Этот старый страх усугублялся теперь не только сходными с революцией событиями в собственной стране, но в первую очередь – русской Октябрьской революцией и исходящей от неё угрозой. Ужасы красного террора, раздутые – прежде всего стекавшимися в Мюнхен беженцами и эмигрантами – до проявлений сатанизма, оргий резни и жаждавшего крови варварства, неизгладимо врезались в народную фантазию. Один из мюнхенских листков «фелькише» опубликовал в октябре 1919 года вот такую заметку, дающую представление о мании страха того времени и её конкретном выражении:

«Печальны времена, когда ненавидящие христиан орды диких азиатов простирают повсюду свои окровавленные руки в стремлении задушить нас! Антихристовы бойни, устраиваемые евреем Иссашаром Цедерблумом – он же Ленин, – даже Чингисхана ввели бы в краску. В Венгрии его выкормыш Кон – он же Бела Кун – прошёл по этой несчастной стране с обученной убивать и грабить еврейской сворой террористов, чтобы, усеяв страну виселицами, уничтожать на этом конвейере виселиц её горожан и крестьян. В шикарно обустроенный гарем при его дворце тайно поставляли десятки непорочных христианских девиц, которых подвергали там насилию и растлению. По приказу его подручного лейтенанта Самуэли в одном подземелье были жестоко истреблены шестьдесят священников. Их тела расчленяют, отрубают конечности, а до этого у них все отбирают, оставляя им вместо одежды только кожу, по которой струится кровь. Следствие выявило, что восьмерых священников до того, как их убить, распинали на дверях их церкви! Теперь становится известным, …что точно такие же страшные сцены имели место и в Мюнхене».[219]
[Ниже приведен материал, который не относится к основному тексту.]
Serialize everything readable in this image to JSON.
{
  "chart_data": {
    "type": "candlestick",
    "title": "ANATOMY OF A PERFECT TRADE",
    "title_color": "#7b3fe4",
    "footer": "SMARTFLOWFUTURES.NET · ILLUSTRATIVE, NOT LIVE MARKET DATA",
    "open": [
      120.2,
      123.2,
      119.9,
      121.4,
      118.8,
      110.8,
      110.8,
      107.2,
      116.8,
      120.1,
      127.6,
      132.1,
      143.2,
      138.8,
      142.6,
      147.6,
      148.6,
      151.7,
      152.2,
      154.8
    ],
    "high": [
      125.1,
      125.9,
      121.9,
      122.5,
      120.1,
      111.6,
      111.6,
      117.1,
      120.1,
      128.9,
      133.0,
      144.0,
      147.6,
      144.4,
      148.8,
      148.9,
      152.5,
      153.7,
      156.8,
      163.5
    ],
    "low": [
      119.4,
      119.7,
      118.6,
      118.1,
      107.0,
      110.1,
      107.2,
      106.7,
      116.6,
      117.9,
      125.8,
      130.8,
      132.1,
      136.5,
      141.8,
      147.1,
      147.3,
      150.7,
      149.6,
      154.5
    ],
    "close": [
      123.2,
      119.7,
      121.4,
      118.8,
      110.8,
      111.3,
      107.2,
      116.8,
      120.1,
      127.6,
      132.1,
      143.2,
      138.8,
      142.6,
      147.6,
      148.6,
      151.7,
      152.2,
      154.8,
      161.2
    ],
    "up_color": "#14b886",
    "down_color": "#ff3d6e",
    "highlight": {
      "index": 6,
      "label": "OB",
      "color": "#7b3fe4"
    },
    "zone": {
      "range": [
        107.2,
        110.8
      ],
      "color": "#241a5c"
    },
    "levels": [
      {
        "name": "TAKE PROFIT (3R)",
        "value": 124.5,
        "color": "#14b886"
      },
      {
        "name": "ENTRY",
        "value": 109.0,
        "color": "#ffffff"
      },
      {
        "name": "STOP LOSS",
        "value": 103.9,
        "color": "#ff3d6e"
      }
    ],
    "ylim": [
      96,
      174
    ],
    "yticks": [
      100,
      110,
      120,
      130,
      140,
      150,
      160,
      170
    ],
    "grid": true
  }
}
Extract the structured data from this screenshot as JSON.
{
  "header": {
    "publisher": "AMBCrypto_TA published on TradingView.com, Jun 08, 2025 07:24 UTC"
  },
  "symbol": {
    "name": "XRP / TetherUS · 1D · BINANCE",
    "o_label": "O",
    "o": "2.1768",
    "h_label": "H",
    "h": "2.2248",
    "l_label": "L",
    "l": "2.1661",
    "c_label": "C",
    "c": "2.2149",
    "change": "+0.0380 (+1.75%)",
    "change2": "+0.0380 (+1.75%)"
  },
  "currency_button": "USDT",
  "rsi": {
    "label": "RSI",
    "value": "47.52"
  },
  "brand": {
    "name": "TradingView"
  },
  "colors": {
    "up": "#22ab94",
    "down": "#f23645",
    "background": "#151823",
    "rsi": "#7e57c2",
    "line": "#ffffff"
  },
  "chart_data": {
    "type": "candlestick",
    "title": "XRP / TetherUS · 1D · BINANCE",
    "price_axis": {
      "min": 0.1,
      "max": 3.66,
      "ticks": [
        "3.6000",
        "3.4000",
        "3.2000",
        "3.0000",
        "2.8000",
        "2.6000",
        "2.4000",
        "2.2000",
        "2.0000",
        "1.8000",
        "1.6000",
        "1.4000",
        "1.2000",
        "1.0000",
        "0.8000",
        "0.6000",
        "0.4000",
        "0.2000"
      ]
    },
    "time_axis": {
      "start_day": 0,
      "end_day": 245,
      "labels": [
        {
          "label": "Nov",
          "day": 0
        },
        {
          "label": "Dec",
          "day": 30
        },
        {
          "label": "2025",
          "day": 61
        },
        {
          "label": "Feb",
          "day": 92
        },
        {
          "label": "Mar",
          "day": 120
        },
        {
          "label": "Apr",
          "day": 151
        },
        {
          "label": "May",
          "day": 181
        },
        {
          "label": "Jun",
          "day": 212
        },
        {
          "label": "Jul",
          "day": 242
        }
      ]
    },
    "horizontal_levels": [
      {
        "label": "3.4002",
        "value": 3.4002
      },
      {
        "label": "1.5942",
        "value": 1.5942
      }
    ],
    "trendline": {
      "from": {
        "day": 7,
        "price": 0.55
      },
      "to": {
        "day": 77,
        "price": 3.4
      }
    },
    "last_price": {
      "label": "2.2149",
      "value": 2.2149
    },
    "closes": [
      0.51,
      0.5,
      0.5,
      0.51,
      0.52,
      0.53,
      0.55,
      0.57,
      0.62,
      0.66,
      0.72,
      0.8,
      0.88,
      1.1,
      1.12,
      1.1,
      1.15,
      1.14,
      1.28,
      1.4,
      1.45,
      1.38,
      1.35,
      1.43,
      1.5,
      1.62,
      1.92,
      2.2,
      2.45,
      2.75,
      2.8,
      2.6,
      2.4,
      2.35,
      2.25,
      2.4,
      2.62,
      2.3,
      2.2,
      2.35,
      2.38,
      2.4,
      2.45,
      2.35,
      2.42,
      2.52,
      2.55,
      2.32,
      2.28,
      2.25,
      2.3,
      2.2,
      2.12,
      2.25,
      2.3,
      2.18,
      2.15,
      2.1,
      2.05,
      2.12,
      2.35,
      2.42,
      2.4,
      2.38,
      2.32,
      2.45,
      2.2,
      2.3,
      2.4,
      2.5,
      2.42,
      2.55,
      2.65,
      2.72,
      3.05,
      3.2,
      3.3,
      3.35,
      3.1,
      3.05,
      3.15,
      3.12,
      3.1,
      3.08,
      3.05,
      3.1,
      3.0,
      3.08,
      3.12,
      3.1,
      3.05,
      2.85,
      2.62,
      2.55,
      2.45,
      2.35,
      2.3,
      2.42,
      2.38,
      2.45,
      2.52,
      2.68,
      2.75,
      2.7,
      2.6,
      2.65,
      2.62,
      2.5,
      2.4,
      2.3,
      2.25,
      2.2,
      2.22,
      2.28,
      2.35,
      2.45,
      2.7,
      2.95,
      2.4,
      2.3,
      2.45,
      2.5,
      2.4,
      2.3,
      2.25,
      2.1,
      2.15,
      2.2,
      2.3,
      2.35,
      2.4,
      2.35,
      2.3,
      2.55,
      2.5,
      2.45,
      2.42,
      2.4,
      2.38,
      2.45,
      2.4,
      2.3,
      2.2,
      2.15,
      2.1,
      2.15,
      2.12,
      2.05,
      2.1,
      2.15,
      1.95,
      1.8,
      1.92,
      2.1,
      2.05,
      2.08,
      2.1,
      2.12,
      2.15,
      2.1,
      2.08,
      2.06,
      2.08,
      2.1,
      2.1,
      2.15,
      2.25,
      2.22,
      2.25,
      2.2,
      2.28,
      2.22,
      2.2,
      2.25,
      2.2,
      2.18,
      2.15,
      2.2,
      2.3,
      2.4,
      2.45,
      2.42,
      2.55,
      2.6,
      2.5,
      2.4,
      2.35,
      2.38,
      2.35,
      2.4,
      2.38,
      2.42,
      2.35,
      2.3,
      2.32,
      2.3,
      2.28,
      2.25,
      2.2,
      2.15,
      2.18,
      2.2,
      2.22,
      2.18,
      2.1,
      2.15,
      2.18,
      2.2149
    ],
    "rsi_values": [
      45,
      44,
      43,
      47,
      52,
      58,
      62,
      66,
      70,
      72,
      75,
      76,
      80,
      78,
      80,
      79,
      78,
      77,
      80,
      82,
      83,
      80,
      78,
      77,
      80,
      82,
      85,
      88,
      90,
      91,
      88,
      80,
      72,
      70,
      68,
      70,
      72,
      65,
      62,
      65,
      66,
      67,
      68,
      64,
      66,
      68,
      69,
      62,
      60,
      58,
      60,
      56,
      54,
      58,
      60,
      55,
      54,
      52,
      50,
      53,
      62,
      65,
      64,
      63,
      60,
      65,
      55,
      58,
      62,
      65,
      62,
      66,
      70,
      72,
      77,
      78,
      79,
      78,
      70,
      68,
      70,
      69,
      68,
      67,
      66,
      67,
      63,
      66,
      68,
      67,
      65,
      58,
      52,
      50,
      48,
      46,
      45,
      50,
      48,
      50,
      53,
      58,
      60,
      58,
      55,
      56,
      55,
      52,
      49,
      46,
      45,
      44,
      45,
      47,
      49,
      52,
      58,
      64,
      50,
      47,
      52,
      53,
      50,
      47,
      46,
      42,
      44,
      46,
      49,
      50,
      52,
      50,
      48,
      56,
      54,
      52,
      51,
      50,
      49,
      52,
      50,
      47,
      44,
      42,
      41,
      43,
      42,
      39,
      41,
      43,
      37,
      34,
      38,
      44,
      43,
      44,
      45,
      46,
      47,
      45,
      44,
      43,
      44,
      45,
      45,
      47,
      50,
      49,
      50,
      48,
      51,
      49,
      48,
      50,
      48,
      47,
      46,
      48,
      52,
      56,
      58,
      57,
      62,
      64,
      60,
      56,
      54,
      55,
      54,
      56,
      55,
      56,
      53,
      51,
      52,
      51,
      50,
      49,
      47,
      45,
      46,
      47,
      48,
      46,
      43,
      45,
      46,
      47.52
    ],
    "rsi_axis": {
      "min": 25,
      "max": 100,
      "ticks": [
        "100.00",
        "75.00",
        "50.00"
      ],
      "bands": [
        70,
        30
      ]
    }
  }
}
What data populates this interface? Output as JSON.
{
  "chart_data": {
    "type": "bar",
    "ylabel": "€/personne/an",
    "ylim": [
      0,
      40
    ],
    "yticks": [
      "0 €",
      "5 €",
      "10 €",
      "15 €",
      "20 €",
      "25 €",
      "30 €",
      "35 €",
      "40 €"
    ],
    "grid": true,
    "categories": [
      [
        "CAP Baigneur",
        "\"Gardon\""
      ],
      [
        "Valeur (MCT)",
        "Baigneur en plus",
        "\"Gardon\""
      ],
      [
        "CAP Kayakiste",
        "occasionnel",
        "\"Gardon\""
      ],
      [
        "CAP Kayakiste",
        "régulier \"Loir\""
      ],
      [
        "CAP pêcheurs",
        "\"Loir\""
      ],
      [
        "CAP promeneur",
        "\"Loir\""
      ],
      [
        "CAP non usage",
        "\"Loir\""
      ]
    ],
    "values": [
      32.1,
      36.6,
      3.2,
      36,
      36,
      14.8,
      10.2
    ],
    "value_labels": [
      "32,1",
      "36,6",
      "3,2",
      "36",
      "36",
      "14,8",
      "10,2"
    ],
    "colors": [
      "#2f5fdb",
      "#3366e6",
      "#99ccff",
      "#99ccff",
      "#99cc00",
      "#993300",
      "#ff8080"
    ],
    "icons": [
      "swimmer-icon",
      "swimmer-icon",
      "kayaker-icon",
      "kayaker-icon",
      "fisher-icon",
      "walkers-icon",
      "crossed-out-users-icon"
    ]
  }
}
Однако ужас, которым был охвачен мир в результате приходивших с востока кошмарных сообщений, имел свои основания, равно как и заслуживавших доверия свидетелей. Один из руководителей Чека, латыш М. Лацис, заявил в конце 1918 года, что для наказания и ликвидации человека определяющим является теперь не его виновность или невиновность, а его социальная принадлежность: «Мы хотим ликвидировать буржуазию как класс. Вы не должны доказывать, что тот или иной действовал против интересов Советской власти. Первое, о чём вы должны спросить арестованного: из какого он класса, каково его происхождение, какое он получил воспитание и кто он по профессии? Эти вопросы и должны решить судьбу обвиняемого. В этом состоит квинтэссенция красного террора»[220]. И словно ответом прозвучит один из ранних призывов руководства НСДАП: «Вы хотите сперва увидеть в каждом городе тысячи людей повешенными на фонарях? Вы хотите сперва дождаться, чтобы, как в России, в каждом городе начала действовать большевистская чрезвычайка?.. Вы хотите сперва пройти по трупам ваших жён и детей?» Угроза революции исходила не от нескольких одержимых заговорщиков, которых травила вся Европа, а из огромной, зловещей России, этого, по словам Гитлера, «колосса брутальной мощи»[221]. Уверенная в своей грядущей победе агитация нового режима, являвшаяся частью синдрома, который Филиппо Турати назовёт «опьянением большевизмом», помимо всего прямо говорила, что захват Германии объединёнными силами международного пролетариата не только явится решающим шагом на пути революции, но и произойдёт вот-вот. Тайные действия советских эмиссаров, непрекращавшиеся организованные беспорядки, советская революция в Баварии, революционное брожение в Рурской области, революционные выступления последующих лет в Центральной Германии, восстания в Гамбурге, а затем снова в Саксонии и Тюрингии создали фон, порождавший страх, и вызвали в ответ на эту перманентную угрозу революцией со стороны советского режима сильнейший импульс защитной реакции.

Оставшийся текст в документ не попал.